Illustration by crowcrumbs

Republicans should change their symbol of an elephant for an ostrich

On January 6, 2022, the country stopped to remember the insurrection, riot and violence that happened exactly one year earlier in the nation’s capital. It was incredible to witness many of the Republicans who were there on the day a riotous crowd broke into the Capitol building and commenced a rampage that led to the death of five people and the treatable injuries of 180 defenders. The same Republicans who had to be rescued from the Senate floor and other Republicans who had to be escorted from the House floor seemed to have forgotten the busted glass and broken shards that had terrified them only a year before. 

“These were just a bunch of tourists that just got out of hand,” one senator remarked. A house member stated that they were just a bunch of liberals masquerading as Trump supporters. How could so many people forget hours of terror and rephrase it in the most polite of terms a year later? The answer is simple: the Republicans have no memory and they do not wish to acquire any information that in any way diverts from their goal of control in both houses of Congress.

Having walked those same halls hundreds of times and having brushed by thousands of tourists, I can assure you they do not shatter glass and break things in a place that is the very symbol of American democracy. Tourists do not use the polished floors of the Capitol building as a toilet. They do not rampage around wearing horns and covering their face with body paint.

“It is said that truth dies when people stop speaking it. Well, it will not die on our watch,” said Colorado Democratic Rep. Jason Crow. 

Connecticut Rep. Rosa DeLauro, a 30-year veteran of the Congress, talked of learning that day that gas masks were kept under seats in the chamber. 

Washington Rep. Pramila Jayapal, a Democrat who had had her knee replaced and was using a cane at the time of the insurrection, recalled strategizing how she could use her cane or a gas mask as a weapon if she were threatened by rioters.

Rep. Sheila Jackson Lee, a Texas Democrat, defiantly vowed not to let the day’s events be swept under the rug. “I’m ready to stand with all of you patriots,” she said. “I’m ready to not forget.” Sadly, her statements were prophetic in that, within a few days, Republicans began to forget the terror of the day.

Ricky Carioti, a witness on the west side of the Capitol said: “Someone built and transported a hangman’s gallows to the U.S. Capitol grounds. As I walked and came across this, I watched Trump supporters climb up and have their photos taken on the gallows platform. I was saddened to see Americans use a symbol of such hate for a photo op.” I would like to point out that your average tourist does not build and bring to the Capitol grounds a hangman’s gallows. 

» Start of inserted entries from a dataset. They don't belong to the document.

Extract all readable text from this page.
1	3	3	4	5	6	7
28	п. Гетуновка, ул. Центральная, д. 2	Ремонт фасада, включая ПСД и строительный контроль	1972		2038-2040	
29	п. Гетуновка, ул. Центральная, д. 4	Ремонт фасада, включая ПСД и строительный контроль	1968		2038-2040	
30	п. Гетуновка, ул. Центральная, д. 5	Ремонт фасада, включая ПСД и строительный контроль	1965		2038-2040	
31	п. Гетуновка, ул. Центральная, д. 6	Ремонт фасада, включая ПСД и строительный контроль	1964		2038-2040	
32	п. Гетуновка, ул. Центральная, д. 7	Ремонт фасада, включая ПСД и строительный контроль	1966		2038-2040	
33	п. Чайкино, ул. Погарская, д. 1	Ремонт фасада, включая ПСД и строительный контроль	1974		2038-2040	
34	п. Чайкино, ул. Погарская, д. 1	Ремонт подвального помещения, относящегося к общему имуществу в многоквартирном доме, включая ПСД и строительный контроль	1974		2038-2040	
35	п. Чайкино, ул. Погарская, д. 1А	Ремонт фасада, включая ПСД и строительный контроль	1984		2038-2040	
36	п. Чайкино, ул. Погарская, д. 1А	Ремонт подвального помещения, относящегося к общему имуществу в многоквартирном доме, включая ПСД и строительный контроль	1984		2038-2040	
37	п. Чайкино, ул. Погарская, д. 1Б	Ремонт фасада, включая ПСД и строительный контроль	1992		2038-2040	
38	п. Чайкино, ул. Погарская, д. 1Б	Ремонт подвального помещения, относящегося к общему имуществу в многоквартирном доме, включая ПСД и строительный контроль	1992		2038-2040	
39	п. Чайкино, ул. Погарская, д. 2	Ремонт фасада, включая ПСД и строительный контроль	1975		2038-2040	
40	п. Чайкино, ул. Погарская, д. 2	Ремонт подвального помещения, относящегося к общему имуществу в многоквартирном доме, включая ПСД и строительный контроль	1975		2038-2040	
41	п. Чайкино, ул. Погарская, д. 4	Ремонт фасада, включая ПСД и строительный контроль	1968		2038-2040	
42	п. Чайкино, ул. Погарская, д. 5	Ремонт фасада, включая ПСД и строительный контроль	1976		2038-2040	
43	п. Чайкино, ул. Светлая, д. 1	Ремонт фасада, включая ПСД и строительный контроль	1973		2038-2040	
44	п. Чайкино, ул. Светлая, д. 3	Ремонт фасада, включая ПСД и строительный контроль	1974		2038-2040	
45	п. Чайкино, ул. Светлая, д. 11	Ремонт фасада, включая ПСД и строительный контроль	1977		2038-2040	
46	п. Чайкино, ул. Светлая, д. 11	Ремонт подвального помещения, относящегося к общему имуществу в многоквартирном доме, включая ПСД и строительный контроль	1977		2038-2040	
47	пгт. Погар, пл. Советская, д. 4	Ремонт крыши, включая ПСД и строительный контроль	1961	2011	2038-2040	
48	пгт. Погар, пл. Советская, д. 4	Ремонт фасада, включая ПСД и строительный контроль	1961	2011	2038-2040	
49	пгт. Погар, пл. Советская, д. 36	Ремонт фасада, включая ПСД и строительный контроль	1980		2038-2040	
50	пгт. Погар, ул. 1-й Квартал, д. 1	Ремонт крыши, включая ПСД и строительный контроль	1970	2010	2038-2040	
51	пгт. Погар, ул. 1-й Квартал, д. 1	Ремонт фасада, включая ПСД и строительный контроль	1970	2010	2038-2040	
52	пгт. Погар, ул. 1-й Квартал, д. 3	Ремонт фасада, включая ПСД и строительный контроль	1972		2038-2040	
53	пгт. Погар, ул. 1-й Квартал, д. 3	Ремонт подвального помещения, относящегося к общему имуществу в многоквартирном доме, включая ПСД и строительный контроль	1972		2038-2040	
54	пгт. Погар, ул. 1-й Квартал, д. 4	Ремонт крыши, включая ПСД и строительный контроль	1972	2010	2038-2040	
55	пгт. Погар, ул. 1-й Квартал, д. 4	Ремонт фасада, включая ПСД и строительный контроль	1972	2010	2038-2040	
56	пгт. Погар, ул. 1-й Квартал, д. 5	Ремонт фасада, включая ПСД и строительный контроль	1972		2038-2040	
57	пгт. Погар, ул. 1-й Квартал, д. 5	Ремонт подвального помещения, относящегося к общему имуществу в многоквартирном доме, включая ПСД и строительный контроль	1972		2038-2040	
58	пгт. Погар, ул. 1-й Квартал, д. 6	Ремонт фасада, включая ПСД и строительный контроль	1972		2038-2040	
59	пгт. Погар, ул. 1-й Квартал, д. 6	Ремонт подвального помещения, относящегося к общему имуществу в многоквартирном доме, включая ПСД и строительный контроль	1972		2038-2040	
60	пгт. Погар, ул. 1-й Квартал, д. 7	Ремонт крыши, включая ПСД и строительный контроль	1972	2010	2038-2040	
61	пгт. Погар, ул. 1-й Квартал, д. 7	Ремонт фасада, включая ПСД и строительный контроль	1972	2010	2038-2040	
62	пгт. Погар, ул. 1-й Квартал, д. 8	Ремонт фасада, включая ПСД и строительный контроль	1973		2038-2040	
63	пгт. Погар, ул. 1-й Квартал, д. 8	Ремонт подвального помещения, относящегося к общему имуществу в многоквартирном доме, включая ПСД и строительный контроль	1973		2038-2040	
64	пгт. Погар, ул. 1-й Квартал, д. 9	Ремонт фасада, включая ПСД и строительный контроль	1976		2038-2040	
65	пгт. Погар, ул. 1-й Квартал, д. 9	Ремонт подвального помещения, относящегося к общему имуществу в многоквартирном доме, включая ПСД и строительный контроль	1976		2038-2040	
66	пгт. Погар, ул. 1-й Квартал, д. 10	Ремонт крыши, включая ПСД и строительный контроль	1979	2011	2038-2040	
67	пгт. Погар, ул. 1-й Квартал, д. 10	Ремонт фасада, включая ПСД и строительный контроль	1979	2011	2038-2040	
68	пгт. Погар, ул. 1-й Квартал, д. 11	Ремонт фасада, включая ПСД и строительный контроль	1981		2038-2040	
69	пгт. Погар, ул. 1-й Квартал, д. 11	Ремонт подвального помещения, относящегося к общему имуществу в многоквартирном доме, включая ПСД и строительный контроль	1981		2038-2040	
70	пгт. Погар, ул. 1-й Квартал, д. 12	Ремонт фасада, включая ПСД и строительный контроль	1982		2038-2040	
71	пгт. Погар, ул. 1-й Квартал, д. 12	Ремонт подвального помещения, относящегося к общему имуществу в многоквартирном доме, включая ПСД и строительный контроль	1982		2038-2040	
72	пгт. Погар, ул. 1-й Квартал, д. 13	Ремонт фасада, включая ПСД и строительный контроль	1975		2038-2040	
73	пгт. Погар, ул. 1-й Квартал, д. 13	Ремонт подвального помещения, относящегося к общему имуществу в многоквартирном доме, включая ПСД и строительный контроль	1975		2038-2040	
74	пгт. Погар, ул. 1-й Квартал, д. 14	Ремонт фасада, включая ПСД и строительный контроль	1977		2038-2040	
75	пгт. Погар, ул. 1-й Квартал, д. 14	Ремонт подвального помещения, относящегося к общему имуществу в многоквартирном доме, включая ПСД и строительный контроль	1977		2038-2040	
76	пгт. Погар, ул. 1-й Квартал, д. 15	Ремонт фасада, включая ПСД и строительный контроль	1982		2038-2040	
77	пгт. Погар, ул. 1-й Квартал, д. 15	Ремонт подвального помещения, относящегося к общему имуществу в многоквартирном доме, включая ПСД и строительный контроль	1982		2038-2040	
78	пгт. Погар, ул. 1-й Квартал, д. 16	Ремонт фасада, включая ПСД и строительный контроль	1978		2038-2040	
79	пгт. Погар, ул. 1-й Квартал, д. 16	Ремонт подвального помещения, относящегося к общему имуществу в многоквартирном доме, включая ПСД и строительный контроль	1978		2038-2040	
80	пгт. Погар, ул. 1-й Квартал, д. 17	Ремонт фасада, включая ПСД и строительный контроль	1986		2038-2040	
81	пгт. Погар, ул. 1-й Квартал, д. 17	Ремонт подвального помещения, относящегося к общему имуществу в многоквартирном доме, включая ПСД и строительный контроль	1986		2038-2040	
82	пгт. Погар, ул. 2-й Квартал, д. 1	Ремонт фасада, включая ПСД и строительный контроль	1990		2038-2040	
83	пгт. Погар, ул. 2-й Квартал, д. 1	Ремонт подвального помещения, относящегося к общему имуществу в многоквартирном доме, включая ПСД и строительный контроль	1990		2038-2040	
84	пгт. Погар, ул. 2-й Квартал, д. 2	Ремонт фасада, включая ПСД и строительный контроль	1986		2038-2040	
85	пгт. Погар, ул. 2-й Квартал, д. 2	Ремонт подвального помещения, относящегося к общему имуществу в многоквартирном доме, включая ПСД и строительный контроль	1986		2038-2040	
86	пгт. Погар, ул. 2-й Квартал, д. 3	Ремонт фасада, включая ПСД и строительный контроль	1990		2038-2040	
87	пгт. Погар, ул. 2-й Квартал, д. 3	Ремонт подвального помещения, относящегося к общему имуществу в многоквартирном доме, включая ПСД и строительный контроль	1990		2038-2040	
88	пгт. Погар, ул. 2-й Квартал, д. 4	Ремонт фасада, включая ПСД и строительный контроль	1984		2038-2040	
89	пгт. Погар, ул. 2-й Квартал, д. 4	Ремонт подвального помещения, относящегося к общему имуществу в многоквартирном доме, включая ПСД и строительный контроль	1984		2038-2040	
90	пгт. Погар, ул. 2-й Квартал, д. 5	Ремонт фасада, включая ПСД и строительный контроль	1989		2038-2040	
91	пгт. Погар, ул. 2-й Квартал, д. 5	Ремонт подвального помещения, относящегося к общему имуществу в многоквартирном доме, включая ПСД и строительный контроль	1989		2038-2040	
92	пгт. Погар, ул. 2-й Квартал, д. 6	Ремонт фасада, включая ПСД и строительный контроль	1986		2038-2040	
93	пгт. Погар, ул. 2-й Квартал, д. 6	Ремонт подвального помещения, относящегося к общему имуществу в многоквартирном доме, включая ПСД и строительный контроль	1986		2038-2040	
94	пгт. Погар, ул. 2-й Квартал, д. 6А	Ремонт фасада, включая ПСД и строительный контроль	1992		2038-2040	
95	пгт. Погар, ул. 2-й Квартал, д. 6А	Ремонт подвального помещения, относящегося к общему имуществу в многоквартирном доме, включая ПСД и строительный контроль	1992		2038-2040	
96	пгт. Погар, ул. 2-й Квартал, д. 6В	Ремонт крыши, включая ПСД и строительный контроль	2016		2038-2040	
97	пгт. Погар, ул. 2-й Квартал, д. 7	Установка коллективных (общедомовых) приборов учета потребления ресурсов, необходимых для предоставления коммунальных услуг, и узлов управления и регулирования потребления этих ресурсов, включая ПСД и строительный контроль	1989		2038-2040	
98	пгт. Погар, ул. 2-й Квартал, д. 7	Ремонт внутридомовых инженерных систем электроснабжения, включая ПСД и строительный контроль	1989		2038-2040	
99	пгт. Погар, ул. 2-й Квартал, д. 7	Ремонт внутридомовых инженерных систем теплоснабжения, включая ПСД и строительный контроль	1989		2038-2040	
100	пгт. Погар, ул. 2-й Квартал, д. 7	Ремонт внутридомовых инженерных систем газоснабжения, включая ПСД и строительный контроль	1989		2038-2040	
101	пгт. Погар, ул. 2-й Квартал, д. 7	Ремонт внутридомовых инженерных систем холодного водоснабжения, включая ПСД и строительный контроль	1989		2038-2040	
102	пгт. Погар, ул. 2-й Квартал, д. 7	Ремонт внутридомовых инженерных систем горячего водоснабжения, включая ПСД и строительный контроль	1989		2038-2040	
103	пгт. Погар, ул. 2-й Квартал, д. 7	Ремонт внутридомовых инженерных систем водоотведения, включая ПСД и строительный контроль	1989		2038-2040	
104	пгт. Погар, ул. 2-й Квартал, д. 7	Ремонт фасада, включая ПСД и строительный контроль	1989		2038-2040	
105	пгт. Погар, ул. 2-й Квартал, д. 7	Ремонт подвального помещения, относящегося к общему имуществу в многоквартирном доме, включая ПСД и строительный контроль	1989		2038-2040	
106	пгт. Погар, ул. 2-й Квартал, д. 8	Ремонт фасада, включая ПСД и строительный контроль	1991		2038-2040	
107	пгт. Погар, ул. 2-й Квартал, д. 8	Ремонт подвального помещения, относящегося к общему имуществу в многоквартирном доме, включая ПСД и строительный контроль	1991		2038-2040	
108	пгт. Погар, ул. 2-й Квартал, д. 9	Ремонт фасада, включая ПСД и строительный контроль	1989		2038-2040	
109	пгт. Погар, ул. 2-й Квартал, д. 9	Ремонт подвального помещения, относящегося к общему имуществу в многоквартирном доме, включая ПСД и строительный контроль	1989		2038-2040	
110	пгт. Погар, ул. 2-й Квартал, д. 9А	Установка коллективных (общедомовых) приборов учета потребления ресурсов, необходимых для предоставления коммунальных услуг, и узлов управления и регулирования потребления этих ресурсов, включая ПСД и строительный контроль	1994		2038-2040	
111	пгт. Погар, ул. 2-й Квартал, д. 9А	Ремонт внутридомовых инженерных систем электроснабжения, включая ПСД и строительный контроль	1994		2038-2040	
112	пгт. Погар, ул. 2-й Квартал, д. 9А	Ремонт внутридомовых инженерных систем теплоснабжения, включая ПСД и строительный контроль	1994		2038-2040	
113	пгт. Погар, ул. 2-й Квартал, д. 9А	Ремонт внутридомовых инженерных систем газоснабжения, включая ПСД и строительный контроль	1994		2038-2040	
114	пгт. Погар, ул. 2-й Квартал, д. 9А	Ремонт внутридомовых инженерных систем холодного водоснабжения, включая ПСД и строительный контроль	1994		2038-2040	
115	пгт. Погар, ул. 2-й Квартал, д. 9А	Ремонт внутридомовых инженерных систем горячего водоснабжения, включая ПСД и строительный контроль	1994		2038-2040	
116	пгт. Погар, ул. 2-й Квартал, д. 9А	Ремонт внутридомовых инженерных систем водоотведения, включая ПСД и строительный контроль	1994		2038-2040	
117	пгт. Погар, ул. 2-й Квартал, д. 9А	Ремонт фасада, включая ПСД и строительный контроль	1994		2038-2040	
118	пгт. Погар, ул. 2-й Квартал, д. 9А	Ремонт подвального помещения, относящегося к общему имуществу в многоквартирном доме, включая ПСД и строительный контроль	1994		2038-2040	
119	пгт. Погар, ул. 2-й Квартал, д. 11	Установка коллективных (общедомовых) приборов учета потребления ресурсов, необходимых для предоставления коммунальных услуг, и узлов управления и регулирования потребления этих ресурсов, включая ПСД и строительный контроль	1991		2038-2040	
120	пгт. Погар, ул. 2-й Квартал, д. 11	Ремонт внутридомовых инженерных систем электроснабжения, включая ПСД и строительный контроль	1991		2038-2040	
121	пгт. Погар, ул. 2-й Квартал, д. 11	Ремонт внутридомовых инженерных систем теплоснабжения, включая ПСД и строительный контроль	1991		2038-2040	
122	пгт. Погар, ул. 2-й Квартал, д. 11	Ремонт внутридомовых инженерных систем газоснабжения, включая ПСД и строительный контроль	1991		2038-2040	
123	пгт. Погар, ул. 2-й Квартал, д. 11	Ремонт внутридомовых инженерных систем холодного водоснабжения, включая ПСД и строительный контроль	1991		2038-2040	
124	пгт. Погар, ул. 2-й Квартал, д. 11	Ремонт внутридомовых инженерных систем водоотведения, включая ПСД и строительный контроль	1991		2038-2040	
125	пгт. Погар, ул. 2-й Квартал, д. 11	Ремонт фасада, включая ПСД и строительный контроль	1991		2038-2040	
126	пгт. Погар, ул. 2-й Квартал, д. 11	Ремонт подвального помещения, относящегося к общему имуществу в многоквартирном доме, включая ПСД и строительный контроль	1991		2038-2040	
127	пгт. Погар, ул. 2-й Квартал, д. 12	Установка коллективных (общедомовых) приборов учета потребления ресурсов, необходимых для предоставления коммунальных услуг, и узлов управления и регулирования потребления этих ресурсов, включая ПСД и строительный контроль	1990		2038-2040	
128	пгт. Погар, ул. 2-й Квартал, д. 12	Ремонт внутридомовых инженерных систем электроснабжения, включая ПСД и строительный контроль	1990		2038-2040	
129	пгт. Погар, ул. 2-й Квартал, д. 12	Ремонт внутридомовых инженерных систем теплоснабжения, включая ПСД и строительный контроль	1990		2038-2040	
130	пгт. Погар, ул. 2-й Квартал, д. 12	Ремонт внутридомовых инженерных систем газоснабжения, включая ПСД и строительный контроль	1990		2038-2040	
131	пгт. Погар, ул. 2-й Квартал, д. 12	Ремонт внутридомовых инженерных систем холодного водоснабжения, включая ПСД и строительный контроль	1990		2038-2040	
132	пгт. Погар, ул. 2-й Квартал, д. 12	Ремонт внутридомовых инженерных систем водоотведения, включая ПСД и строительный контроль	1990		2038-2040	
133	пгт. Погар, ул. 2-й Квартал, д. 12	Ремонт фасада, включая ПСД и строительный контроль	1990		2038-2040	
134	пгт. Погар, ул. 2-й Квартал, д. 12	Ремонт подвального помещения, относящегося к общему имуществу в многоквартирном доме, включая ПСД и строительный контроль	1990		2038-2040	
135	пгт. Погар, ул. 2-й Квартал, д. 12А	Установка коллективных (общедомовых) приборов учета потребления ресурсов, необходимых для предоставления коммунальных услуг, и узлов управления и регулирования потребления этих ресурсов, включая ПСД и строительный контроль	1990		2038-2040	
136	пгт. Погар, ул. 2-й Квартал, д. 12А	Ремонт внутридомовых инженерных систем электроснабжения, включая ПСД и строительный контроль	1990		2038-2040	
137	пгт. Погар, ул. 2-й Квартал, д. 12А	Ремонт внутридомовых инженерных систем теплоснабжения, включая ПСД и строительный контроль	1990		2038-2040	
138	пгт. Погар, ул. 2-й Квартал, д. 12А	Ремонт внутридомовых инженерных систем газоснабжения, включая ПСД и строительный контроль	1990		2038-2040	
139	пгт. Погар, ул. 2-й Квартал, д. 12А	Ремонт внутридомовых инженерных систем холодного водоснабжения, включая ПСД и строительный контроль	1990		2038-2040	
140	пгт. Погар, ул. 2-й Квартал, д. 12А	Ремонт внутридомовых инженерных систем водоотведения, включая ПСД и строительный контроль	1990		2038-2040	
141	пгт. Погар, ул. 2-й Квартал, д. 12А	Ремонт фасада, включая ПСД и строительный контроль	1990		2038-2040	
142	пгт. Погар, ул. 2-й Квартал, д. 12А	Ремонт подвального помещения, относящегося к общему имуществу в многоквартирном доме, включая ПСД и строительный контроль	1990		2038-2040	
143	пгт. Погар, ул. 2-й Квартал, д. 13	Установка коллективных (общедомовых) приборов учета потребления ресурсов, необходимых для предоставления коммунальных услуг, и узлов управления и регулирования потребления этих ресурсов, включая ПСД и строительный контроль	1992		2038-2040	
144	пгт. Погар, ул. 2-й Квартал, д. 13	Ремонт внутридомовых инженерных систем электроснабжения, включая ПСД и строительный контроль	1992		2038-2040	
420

Reporter Amanda Andrade stated, “In the decade I’ve been covering civil unrest, I’ve never seen a police force so outnumbered. If I turned toward the National Mall, I could see thousands of angry people, many of them in bulletproof vests and carrying baseball bats, knives and whatever other weapons I couldn’t see.”

In 1990 I sat on a stone wall on the west side of the Capitol building where a hangman’s gallows would be constructed 31 years later. I and 75 other Capitol Hill staffers were waiting for a march coming down Pennsylvania Ave. The 5,000 marchers were quiet and many were in wheelchairs. They were marching in support of the Americans with Disabilities Act. As many of these marchers were friends and acquaintances, I am certain not one of them carried a weapon or threatened any Capitol police. The march that day helped in the passage of the Americans with Disabilities Act, and I agree with Congresswoman Sheila Jackson Lee of Houston when she said, “I’m ready to stand with all of you patriots. I’m ready to not forget.” 

The ostrich is the perfect symbol for a party that refuses to see that one of the first demonstrations of democracy is the people’s vote. Their attempt to destroy the mail-in ballot in the name of avoiding voter fraud is a complete and total illusion. Numerous Republicans and even one of the founders of the prestigious Heritage Foundation have stated, “When there’s a big turnout, Republicans lose.” Then he stuck his head back in the sand and began to mumble, “Voter fraud, voter fraud, voter fraud, voter fraud.” Of course, I made up this last quote because it’s difficult to understand a person with their head in the sand.